One of the main analytical studies of equivalent update schedules in discrete networks has been made in sequential dynamical systems (SDS) [10], [11]. These systems correspond to networks with sequential schedules and where the connection digraph is symmetric. Reidys [12] characterized the set of equivalent sequential schedules yielding a same dynamical behavior of a given SDS and gave a sharp upper bound for the number of different SDS. In [1] it was proved that these equivalence classes coincide with those defined in this paper in the particular case of SDS. For a more general case of SDS when the update order is a word (the alphabet is the set of nodes) and the interaction graph is a digraph, an upper bound was given in [13]. However, this case does not include the block-sequential update schedule considered in this work.

Our perspective in this paper is the modeling of specific biological phenomena. The problem is thus one of inference: how to infer a Boolean network whose behavior matches the observed behaviors? We will focus here more precisely on the update schedules and their equivalence classes. We showed in [9] that for complete digraphs there is exactly 1 update schedule per class. The architecture of networks encountered in biology is generally rather sparse and in that case a given class may contain many update schedules (thus associated to the same dynamics). This means that the information contained in the dynamics of a system pertains only to the equivalence classes. In other words such observations do not allow to distinguish two update schedules belonging to the same class. Consequently in the context of building models from data it is very important to characterize the classes in order to optimize the inference process. In [14] we give an exact formula for the number of equivalence classes for a large class of digraphs. In the present paper we focus on the enumeration of the equivalence classes of a given digraph.

Section 2 provides the necessary definitions for the sequel. All the schedules belonging to a given class generate the same dynamics, but conversely two different classes are not necessarily associated to different dynamics. Section 3 gives some results related to this issue; first, we point out the difficulty of knowing the different dynamics for a given network, problem that, to our knowledge, has not been studied in depth, yet. More specifically, we prove that the problem of determining whether there exist two different update schedules for a given network such that the associated dynamics are different is, in fact, NP-Complete. We prove a proposition which ensures the existence of different dynamics providing that the corresponding digraph has some structural property. We illustrate this result in the case of a particular family of digraphs where the choice of the activation function of each node can lead to two extreme situations: either all the dynamics are identical or they are all different. We explain how the analysis of update schedules yielding the same dynamics gives us bounds for the number of different dynamics in a given network. At the end of the section it should be clear that large computational savings would be achieved by an efficient algorithm enumerating the equivalence classes compatible with a given network architecture (digraph). In Section 4 we propose such an efficient algorithm.

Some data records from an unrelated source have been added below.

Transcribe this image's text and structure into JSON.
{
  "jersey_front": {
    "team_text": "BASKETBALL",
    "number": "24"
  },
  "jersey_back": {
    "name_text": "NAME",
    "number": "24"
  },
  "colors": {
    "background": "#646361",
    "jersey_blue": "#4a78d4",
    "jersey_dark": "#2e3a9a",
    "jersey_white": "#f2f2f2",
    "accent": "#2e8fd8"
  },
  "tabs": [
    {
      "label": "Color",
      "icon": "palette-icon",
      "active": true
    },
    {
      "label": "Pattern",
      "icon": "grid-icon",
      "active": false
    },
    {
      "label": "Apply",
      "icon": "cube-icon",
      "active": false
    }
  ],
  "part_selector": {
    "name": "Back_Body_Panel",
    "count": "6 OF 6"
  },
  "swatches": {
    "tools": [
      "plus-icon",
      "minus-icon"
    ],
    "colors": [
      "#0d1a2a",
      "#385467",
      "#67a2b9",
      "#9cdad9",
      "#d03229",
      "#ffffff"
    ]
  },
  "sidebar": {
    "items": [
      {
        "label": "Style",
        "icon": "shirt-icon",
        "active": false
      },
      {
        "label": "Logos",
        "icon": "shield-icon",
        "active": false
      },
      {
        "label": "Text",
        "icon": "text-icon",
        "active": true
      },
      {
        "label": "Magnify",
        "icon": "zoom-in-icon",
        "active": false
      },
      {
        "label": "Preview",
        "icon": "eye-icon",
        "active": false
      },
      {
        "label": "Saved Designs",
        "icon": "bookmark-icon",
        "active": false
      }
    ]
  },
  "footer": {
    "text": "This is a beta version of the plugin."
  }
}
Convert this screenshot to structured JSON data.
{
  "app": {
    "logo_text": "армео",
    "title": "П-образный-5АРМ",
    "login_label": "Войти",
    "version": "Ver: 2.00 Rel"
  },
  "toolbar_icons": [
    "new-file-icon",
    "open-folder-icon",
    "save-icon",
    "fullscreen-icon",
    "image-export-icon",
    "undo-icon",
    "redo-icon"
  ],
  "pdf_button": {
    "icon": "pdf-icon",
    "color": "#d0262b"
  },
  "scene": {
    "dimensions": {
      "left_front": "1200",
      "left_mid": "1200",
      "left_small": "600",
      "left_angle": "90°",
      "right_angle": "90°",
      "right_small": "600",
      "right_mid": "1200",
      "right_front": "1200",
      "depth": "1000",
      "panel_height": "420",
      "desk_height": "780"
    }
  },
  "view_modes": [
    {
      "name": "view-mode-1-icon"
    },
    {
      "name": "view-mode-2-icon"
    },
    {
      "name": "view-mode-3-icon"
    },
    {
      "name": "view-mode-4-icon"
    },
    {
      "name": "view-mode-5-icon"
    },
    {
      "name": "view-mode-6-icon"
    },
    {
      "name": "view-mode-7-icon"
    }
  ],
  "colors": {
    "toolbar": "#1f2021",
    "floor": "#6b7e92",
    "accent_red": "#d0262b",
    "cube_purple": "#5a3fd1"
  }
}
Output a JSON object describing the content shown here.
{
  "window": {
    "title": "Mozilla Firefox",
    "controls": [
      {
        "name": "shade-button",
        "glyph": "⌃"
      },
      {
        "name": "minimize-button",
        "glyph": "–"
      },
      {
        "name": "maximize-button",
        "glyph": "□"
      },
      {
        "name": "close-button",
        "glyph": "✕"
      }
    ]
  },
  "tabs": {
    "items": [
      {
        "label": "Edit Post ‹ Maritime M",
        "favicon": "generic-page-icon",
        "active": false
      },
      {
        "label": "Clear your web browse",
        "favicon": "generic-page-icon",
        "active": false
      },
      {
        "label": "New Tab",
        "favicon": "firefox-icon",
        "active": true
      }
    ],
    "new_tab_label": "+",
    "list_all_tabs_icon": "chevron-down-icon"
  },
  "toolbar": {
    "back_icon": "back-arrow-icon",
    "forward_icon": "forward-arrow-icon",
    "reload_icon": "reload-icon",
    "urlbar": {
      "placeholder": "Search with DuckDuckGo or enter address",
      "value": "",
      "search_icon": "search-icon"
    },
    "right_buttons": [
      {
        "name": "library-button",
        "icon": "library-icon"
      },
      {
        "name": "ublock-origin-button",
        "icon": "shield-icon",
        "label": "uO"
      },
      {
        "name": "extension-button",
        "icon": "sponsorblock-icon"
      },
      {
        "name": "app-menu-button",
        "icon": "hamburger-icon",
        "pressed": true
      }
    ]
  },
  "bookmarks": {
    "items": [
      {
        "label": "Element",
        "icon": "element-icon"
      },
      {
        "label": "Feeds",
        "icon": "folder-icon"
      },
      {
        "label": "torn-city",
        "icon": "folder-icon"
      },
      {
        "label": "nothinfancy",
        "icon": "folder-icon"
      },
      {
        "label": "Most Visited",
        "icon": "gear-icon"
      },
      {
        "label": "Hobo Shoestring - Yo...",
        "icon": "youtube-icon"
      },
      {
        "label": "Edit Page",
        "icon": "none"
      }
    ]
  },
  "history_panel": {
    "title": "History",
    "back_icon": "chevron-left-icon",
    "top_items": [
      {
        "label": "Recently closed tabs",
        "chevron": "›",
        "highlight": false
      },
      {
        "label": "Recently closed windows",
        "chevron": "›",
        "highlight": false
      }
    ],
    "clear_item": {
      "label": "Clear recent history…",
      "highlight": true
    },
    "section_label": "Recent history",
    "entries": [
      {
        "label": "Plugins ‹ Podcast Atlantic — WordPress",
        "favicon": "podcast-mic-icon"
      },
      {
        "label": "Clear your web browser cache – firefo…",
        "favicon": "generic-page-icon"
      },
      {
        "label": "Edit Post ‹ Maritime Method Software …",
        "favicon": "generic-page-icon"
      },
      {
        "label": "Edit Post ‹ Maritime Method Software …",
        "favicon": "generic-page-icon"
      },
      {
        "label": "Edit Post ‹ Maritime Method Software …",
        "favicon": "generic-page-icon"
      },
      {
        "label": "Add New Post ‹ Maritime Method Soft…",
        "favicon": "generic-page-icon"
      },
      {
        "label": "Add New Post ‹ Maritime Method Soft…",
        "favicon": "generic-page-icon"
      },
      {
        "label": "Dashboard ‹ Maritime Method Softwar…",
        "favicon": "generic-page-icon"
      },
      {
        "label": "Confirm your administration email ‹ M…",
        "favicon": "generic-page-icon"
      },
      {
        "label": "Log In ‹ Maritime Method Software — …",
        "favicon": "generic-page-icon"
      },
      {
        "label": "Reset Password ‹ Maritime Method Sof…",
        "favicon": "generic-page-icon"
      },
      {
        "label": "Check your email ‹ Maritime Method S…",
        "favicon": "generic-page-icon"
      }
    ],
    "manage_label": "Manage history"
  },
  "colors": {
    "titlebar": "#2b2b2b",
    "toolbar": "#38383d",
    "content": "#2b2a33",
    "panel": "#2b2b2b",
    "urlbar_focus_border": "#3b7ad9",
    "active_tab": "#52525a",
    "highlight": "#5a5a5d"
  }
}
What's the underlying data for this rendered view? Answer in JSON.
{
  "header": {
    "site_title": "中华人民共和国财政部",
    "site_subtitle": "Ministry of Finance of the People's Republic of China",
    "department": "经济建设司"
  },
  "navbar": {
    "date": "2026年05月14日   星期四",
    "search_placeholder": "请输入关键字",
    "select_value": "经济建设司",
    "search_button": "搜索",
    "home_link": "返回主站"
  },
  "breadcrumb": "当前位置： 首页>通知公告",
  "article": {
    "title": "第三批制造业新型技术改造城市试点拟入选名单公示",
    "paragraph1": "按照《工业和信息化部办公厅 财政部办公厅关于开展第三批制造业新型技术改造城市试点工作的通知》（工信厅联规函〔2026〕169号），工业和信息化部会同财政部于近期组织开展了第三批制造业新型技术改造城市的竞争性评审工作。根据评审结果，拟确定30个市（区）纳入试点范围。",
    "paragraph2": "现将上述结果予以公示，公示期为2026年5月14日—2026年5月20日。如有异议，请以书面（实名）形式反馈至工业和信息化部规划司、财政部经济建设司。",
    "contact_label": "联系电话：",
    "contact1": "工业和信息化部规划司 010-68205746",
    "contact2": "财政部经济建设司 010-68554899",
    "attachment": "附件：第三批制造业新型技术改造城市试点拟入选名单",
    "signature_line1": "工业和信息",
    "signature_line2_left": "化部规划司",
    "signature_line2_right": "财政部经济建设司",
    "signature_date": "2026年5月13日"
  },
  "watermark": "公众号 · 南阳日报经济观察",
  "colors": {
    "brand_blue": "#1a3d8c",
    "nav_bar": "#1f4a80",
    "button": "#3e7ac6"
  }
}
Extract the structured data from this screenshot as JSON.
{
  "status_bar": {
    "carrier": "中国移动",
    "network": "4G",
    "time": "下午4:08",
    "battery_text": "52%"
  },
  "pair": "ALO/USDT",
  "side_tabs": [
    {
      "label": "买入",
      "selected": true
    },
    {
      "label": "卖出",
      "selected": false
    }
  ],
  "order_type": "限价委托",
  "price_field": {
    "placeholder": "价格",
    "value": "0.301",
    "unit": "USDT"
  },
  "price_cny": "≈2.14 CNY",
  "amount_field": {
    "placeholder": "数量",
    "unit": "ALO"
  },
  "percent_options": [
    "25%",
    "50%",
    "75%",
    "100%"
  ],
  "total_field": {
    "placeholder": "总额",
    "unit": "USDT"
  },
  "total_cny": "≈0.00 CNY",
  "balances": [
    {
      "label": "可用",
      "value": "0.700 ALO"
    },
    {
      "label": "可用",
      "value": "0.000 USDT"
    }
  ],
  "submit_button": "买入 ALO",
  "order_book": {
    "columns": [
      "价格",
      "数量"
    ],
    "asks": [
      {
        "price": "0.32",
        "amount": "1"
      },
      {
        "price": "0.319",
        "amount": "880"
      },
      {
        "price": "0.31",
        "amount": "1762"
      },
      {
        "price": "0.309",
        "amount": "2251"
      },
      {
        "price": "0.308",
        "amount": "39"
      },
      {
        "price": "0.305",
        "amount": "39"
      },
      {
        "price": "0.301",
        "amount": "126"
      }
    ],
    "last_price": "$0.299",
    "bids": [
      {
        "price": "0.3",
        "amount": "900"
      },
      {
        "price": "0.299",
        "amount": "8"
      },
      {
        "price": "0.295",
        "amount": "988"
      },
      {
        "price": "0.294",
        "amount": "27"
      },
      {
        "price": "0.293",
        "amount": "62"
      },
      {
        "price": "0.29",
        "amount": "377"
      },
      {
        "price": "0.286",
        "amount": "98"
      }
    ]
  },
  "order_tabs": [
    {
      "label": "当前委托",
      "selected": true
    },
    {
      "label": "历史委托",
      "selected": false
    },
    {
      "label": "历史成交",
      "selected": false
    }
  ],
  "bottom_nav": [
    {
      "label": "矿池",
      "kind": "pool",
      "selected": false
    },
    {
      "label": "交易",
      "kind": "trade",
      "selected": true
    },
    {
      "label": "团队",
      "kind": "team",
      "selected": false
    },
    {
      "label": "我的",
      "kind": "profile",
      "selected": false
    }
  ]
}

Finally in Section 5, our theoretical and computational tools are applied to the study of the flower morphogenesis of the plant A. thaliana [15]. More specifically, we work with the reduced model defined by Demongeot et al. [16] which has two non-trivial connected components of 3 and 4 genes. Our results allow us to compute just one update schedule for each equivalence class, instead of enumerating all update schedules, and we show that this entails a significant reduction of the computational work. We are then able to compute the full spectrum of all the different dynamics associated with each component of the A. thaliana network.